Sebuah Jalan
Ataya yang sedang termenung sambil berbaring di atas tempat tidurnya memikirkan kejadian tadi di rumah kediaman keluarga Daratama tiba-tiba terkwjut mendengar sebuah notifikasi pesan yang berbunyi dari ponsel miliknya yang ada di saping telingannya. Diliriknya jam yang menggantung di salah satu dinding kamarnya yang menunjukkan bahwa saat ini tepat pukul 12 malam. Di ambilnya ponsel pintar miliknya itu untuk melihat siapa yang mengirimkan pesan kepadanya tengah malam seperti ini.
“Atia?” Ataya memicingkan matanya melihat layar ponselnya tertera nama Atia sebagai pengirim pesan. Segera ditekannya pesan tersebut sehingga sebuah aplikasi pesan terbuka secara otomatis.
Atia : Aku siapa?
Ataya kembali memicingkan matanya, apa maksud dari pesan ambigu yang dikirimkan oleh Atia ini.
Ataya : Maksud kamu apa, sayang? Kok nanya kamu siapa?
Ataya membalas pesan tersebut dan menghembuskan nafas panjang. Sungguh hari-hari yang mereka lalui berdua sangat berat. Seandainya saja mereka dipertemukan dengan keadaan yang berbeda, tentu saja hubungan mereka tidak akan seberat ini. Ataya meletakan kembali ponsel pintar berwarna hitam tersebut di atas tempat tidurnya, lalu dia bangkit menuju kamar mandi untuk membersihkan dirinya. Sepulang dari mengantarkan Atia tadi, Ataya terlalu sibuk dengan fikiran-fikirannya, berjam-jam dia habiskan memikirkan keadaan Atia saat ini, apakah Rana berhasil menghiburnya? Apa yang sedang Atia lakukan? Hingga dia lupa pada dirinya sendiri.
Ataya keluar dari walk in closet miliknya dan sudah lengkap dengan pakaian tidurnya berjalan menuju tempat tidurnya. Ataya duduk bersandar di atas kasur empuknya dan menyambar ponsel miliknya untuk memeriksa pesan balasan dari Atia, namun layar ponsel miliknya hanya terdapat tanda kunci dan sebuah jam digital dengan latar foto Atia dan dirinya yang sedang tersenyum memperlihatkan barisan gigi putih dan rapi mereka, tidak ada sama sekali notifikasi pesan yang masuk, baik dari Atia maupun siapapun.
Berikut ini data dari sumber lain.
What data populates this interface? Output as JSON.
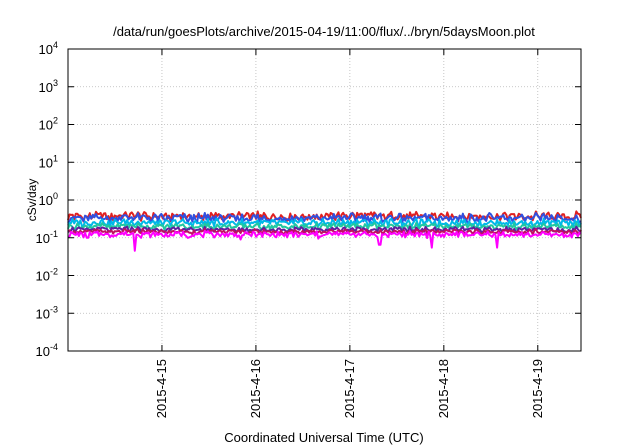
{
  "chart_data": {
    "type": "line",
    "title": "/data/run/goesPlots/archive/2015-04-19/11:00/flux/../bryn/5daysMoon.plot",
    "xlabel": "Coordinated Universal Time (UTC)",
    "ylabel": "cSv/day",
    "y_scale": "log",
    "ylim": [
      0.0001,
      10000
    ],
    "y_ticks": [
      {
        "base": "10",
        "exp": "-4",
        "value": 0.0001
      },
      {
        "base": "10",
        "exp": "-3",
        "value": 0.001
      },
      {
        "base": "10",
        "exp": "-2",
        "value": 0.01
      },
      {
        "base": "10",
        "exp": "-1",
        "value": 0.1
      },
      {
        "base": "10",
        "exp": "0",
        "value": 1
      },
      {
        "base": "10",
        "exp": "1",
        "value": 10
      },
      {
        "base": "10",
        "exp": "2",
        "value": 100
      },
      {
        "base": "10",
        "exp": "3",
        "value": 1000
      },
      {
        "base": "10",
        "exp": "4",
        "value": 10000
      }
    ],
    "xlim": [
      "2015-04-14 00:00",
      "2015-04-19 11:00"
    ],
    "x_ticks": [
      {
        "label": "2015-4-15",
        "day": 1
      },
      {
        "label": "2015-4-16",
        "day": 2
      },
      {
        "label": "2015-4-17",
        "day": 3
      },
      {
        "label": "2015-4-18",
        "day": 4
      },
      {
        "label": "2015-4-19",
        "day": 5
      }
    ],
    "x_range_days": [
      0,
      5.46
    ],
    "grid": true,
    "series": [
      {
        "color": "#e02020",
        "level": 0.37,
        "amp": 0.18,
        "dips": []
      },
      {
        "color": "#3050e0",
        "level": 0.33,
        "amp": 0.18,
        "dips": []
      },
      {
        "color": "#00b8e8",
        "level": 0.25,
        "amp": 0.15,
        "dips": []
      },
      {
        "color": "#20c8a0",
        "level": 0.2,
        "amp": 0.12,
        "dips": []
      },
      {
        "color": "#6020a0",
        "level": 0.165,
        "amp": 0.1,
        "dips": []
      },
      {
        "color": "#c01060",
        "level": 0.145,
        "amp": 0.1,
        "dips": []
      },
      {
        "color": "#ff00ff",
        "level": 0.122,
        "amp": 0.12,
        "dips": [
          [
            0.71,
            0.045
          ],
          [
            1.84,
            0.09
          ],
          [
            3.32,
            0.065
          ],
          [
            3.87,
            0.055
          ],
          [
            4.57,
            0.055
          ],
          [
            0.21,
            0.1
          ],
          [
            2.66,
            0.095
          ]
        ]
      }
    ]
  }
}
Ataya lalu membuka aplikasi pesan yang sering digunakannya untuk berkirim pesan kepada orang-orang yang ada di kontaknya, dan dia kebingungan mendapati pesan yang dia kirimkan hanya centang satu, itu artinya pesannya belum diterima oleh Atia. Ataya lalu dengan cepat menekan nomer ponsel Atia yang sudah didaftarkannya sebagai panggilan cepat nomer dua di ponselnya, namun ternyata yang menjawab adalah operator, ponsel Atia tidak aktif.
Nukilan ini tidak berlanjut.